Nessa altura, o Kremlin justificou a interrupção pela falta de peças para reposição e manutenção do gasoduto, mas antes de agosto, mais especificamente em julho, já a atividade do gasoduto tinha estado interrompida durante 10 dias, para manutenção. A partir desse mês, a quantidade de gás fornecido diminuiu, o que levou os países ocidentais a acusar a Rússia de utilizar o fornecimento de gás como uma arma para diminuir as sanções. Sabotar dois gasodutos que não estão a funcionar poderia, no limite, ser um aviso daquilo que pode ser feito em gasodutos que estão a fornecer gás e de todo o impacto que isso poderia vir a ter.
Putin poderá estar assim confiante de que a Europa poderá não conseguir enfrentar o próximo inverno, ao mesmo tempo que a Rússia pode conseguir dar a volta à crise e aos últimos desaires que tem sofrido na guerra, perante os avanços dos ucranianos. Como avança o Telegraph, mesmo com o Nord Stream encerrado, o preço do gás diminuiu nos últimos quatro dias, mas a situação mudou assim que foram detetadas fugas nos gasodutos, tendo o valor aumentado imediatamente 12%. E, importa relembrar, a Europa e os Estados Unidos já anunciaram que as sanções à Rússia além de se manterem, devem aumentar significativamente, como foi revelado na última reunião de ministros à margem da cimeira da ONU, sobretudo se o Kremlin anexar os territórios ocupados na sequência dos referendos em curso.
Há ainda outro pormenor que coloca estas três fugas num possível plano estratégico russo. Esta semana é apontada para a inauguração de um novo gasoduto, que faz a ligação entre a Noruega e a Polónia, numa tentativa de diminuir a dependência energética da Rússia e preparar a redução do impacto para o próximo inverno.
Ucrânia fala em “ato de agressão à União Europeia”
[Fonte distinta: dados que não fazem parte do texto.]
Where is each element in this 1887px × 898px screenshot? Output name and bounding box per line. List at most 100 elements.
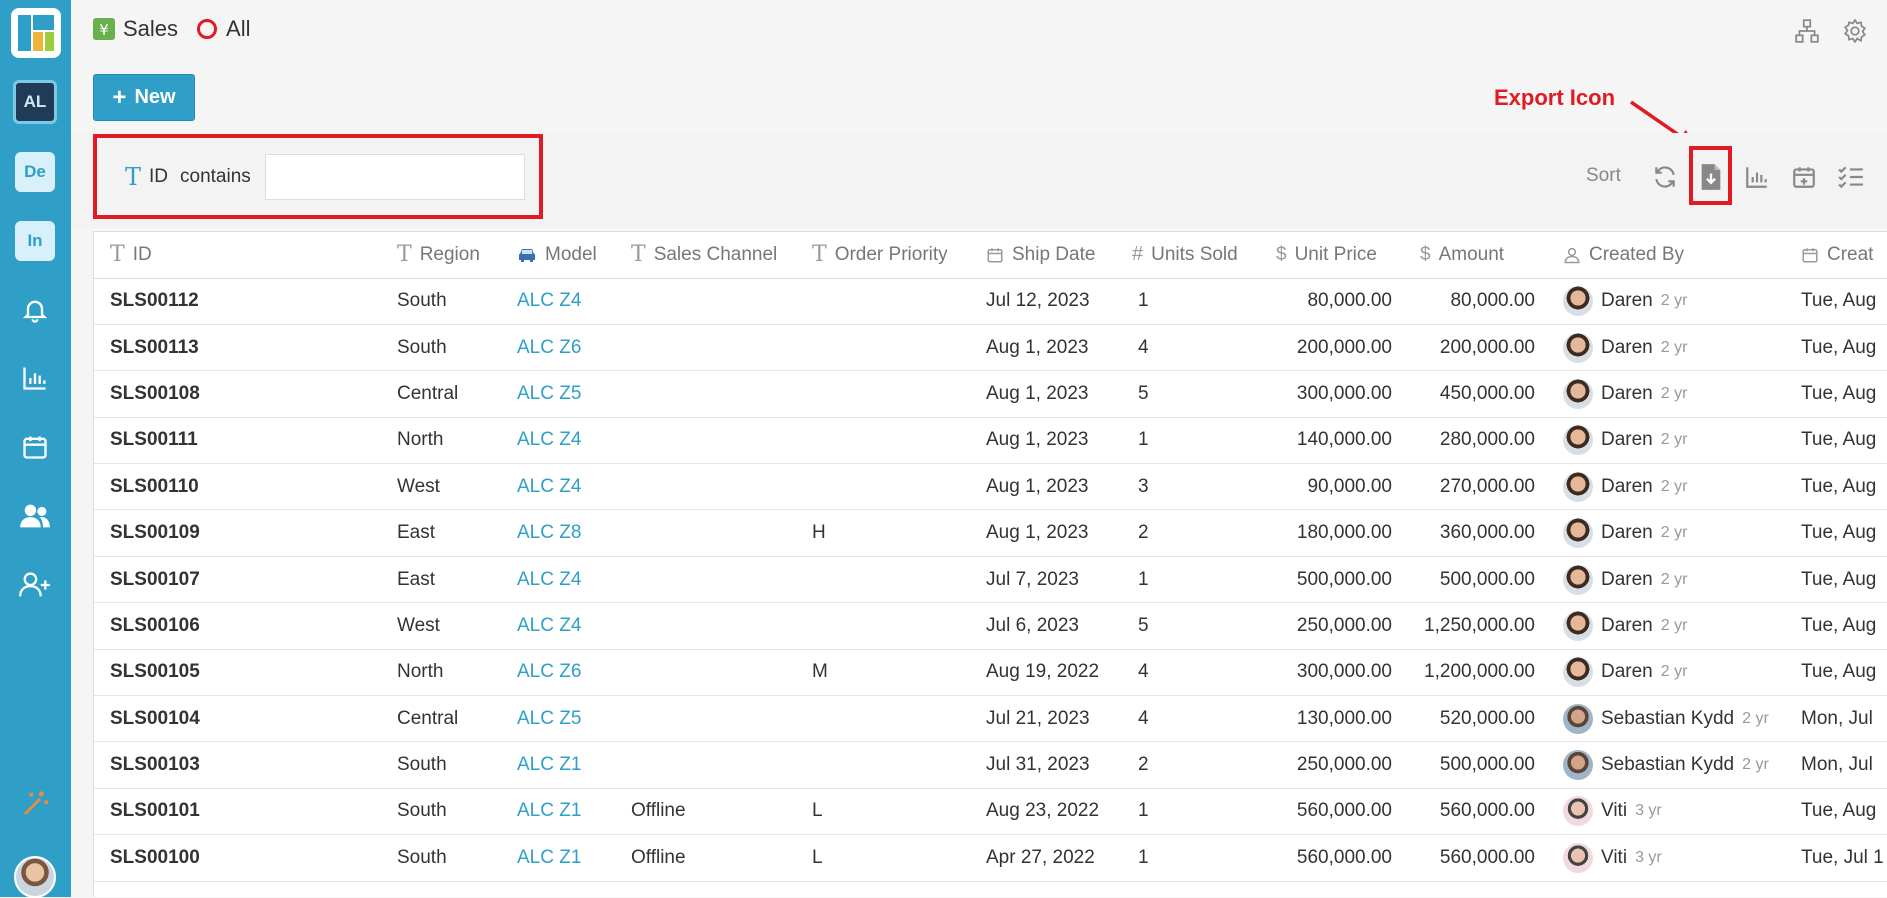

Além da Dinamarca e da Suécia, também a Alemanha diz suspeitar de sabotagem. Já o conselheiro de Volodomyr Zelensky, Mykhailo Podolyak, disse que o que aconteceu é “um ataque terrorista planeado pela Rússia e um ato de agressão à União Europeia”. “A Rússia quer desestabilizar a situação económica na Europa e causar o pânico pré-inverno”, acrescentou o assessor do presidente ucraniano numa publicação feita no Twitter.
"Gas leak" from NS-1 is nothing more that a terrorist attack planned by Russia and an act of aggression towards EU. ???????? wants to destabilize economic situation in Europe and cause pre-winter panic. The best response and security investment — tanks for ????????. Especially German ones…
— Михайло Подоляк (@Podolyak_M) September 27, 2022
E como se não bastasse, a revista alemã Der Spiegel, avança que a CIA terá alertado a Alemanha para esta possibilidade, de ataques russos aos gasodutos, há uma semana.
CIA warned Germany weeks ago of coming attack on natural gas pipelines Nord Stream I & II (from Russia to Germany), reports Der Spiegel.